Secara psikis tentu juga kita akan mengalami gegar budaya (cultural shock). Juga karena mungkin terpisah dengan keluarga dan teman-teman di Indonesia. Ini juga dipengaruhi karena perbedaan setting budaya antara AS dan Indonesia. Rasa rindu rumah, rindu makanan pedas, rindu 'kebebasan' khas Indonesia dan banyak hal. Lha disinilah letak dari pembelajaran budayanya, pertukaran budaya nya itu.
Belum lagi kita akan menghadapi tantangan akademis yang berbeda dari negara kita. Saya belum bisa menulis banyak soal ini, lain kali disambung di tulisan lain. Stay tune....
Gateway Orientation atau Pre Academic
Nah berangkat ke AS belum tentu kita akan langsung menuju kota tempat kampus kita berada. Fulbright akan mendaftarkan kita ke program orientasi dan persiapan di AS. Nama programnya Gateway Orientation (GO) dan Pre-Academic Training (PAT). Pada dasarnya semua orang akan mengikuti orientasi yang waktunya sekira 3-4 hari untuk pengenalan awal. Tapi bagi mereka yang bahasa inggrisnya (Skor TOEFL IBT) kurang dari 100 maka akan mendapatkan orientasi plus pelatihan bahasa intensif yang disebut PAT tadi.

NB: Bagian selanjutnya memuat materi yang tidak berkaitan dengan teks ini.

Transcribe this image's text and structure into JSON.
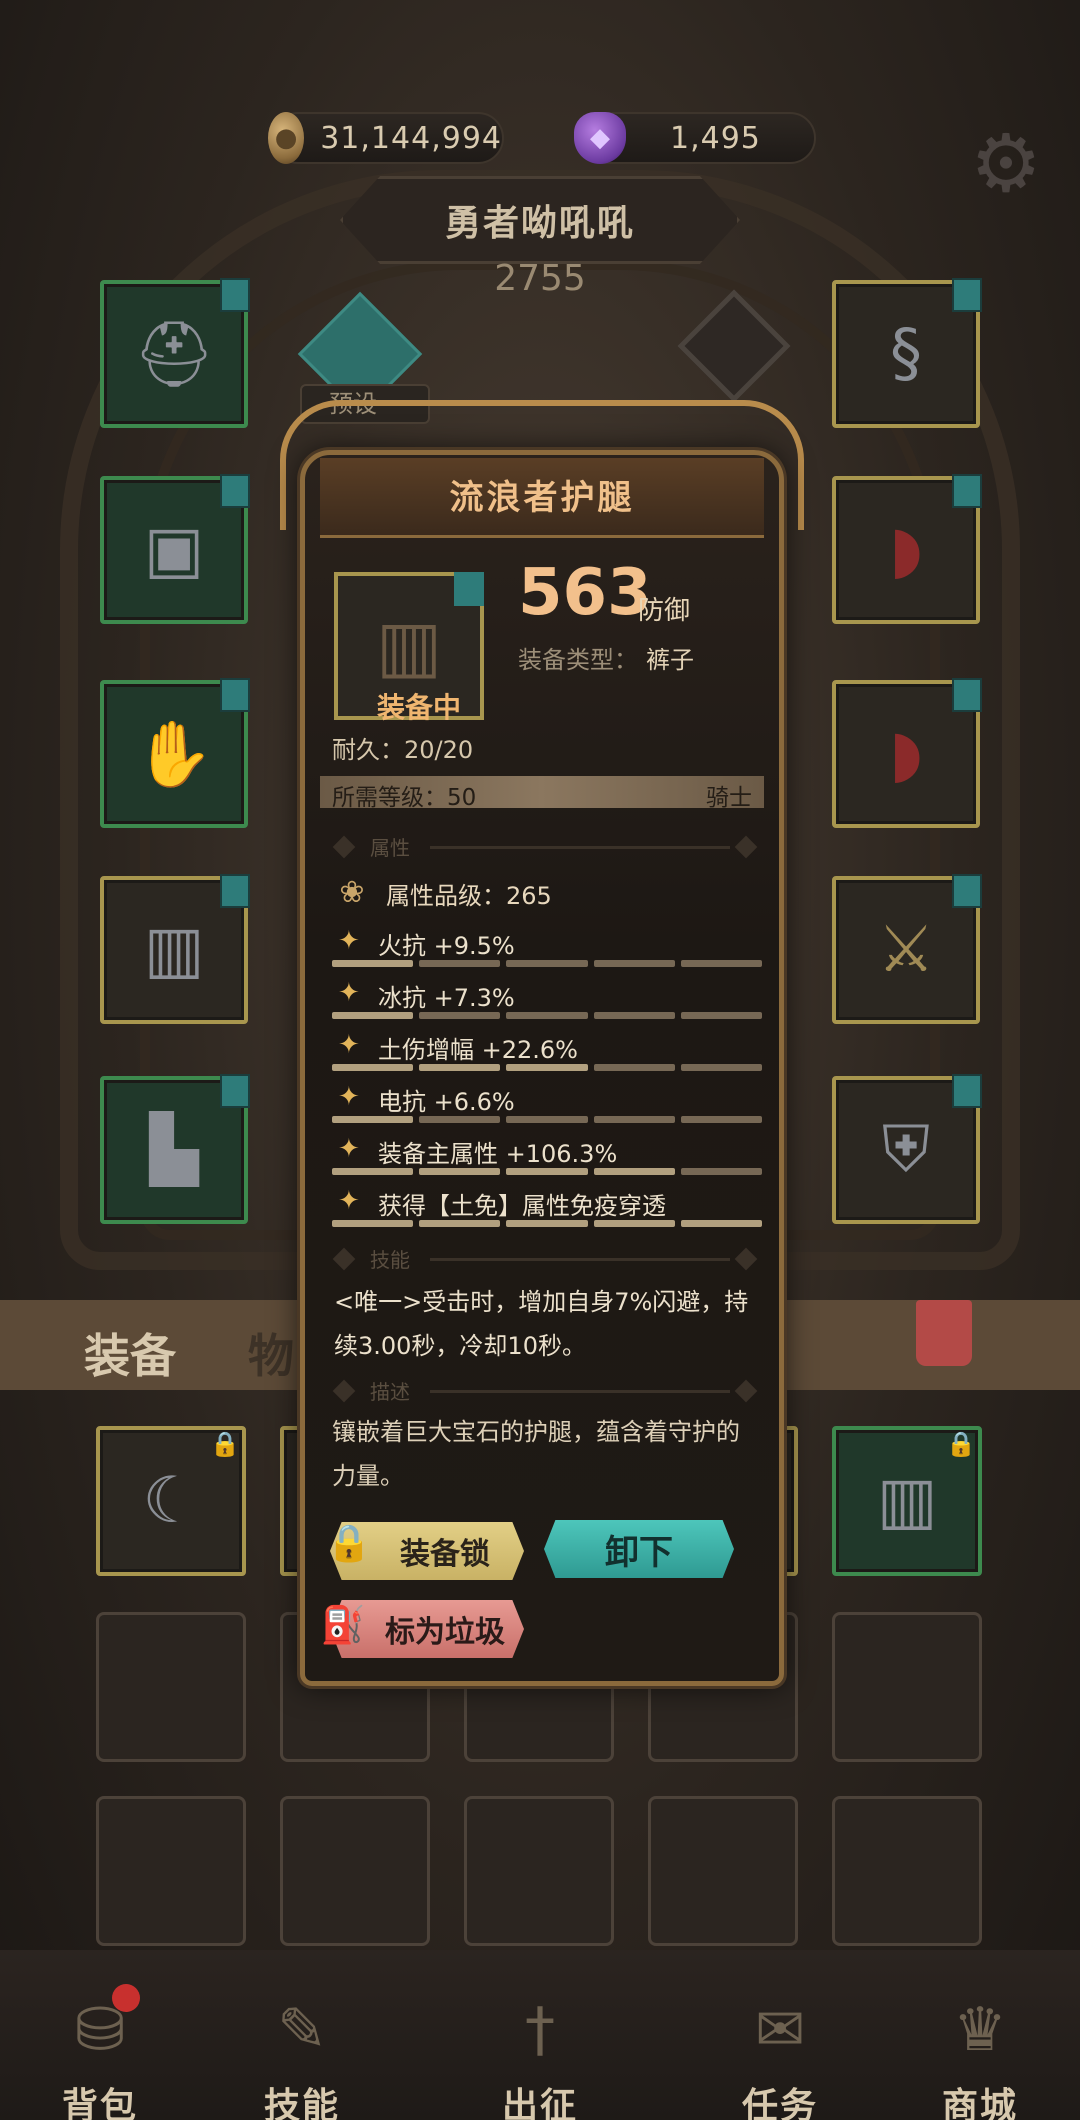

Saya sebetulnya harus ikut PAT ke George Mason University karena skor kurang dari 100. Namun waktu itu istri saya sedang hamil tua si kembar, sehingga saya minta tidak ikut PAT karena waktu keberangkatan dekat dengan HPL istri saya. Nyaris tidak bisa ikut, akhirnya saya bisa ikut GO di Northern Illinois University (NIU).
Di NIU kami ikut GO bersama 60 Fulbrighters lain dari 40 negara. Materi yang didapat sebetulnya tidak beda jauh dengan PDO di Indonesia, namun isinya lebih dalam karena pemateri dari akademisi di AS langsung. Ditambah lagi dalam GO, kita juga berkesempatan jalan-jalan melihat kota besar di AS. Beruntung angkatan saya bisa ke trip Chicago dan sempat ke Millenium Park, ikut Chicago Architecture Tour dan main ke 360 observation deck.
Soal kunjungan-kunjungan itu nanti saya video nya ya.
Namun yang pasti bahwa GO ini membuat kita lebih familiar dengan kehidupan di AS sebelum nanti kita tenggelam dalam berbagai tugas perkuliahan. GO juga memberi kesempatan untuk memperluas jaringan internasional yang bisa bermanfaat bagi masa depan.
Take Away dari GO
Banyak hal yang didapatkan dari sesi-sesi di GO. Ada yang bersifat teknis penjelasan hak dan kewajiban penerima beasiswa serta peraturan-peraturan yang relevan dengan hak mahasiswa serta beberapa insight soal leadership dan academic culture. Saya akan bahas yang utama saja.
Banyak hal yang didapatkan dari sesi-sesi di GO. Ada yang bersifat teknis penjelasan hak dan kewajiban penerima beasiswa serta peraturan-peraturan yang relevan dengan hak mahasiswa serta beberapa insight soal leadership dan academic culture. Saya akan bahas yang utama saja.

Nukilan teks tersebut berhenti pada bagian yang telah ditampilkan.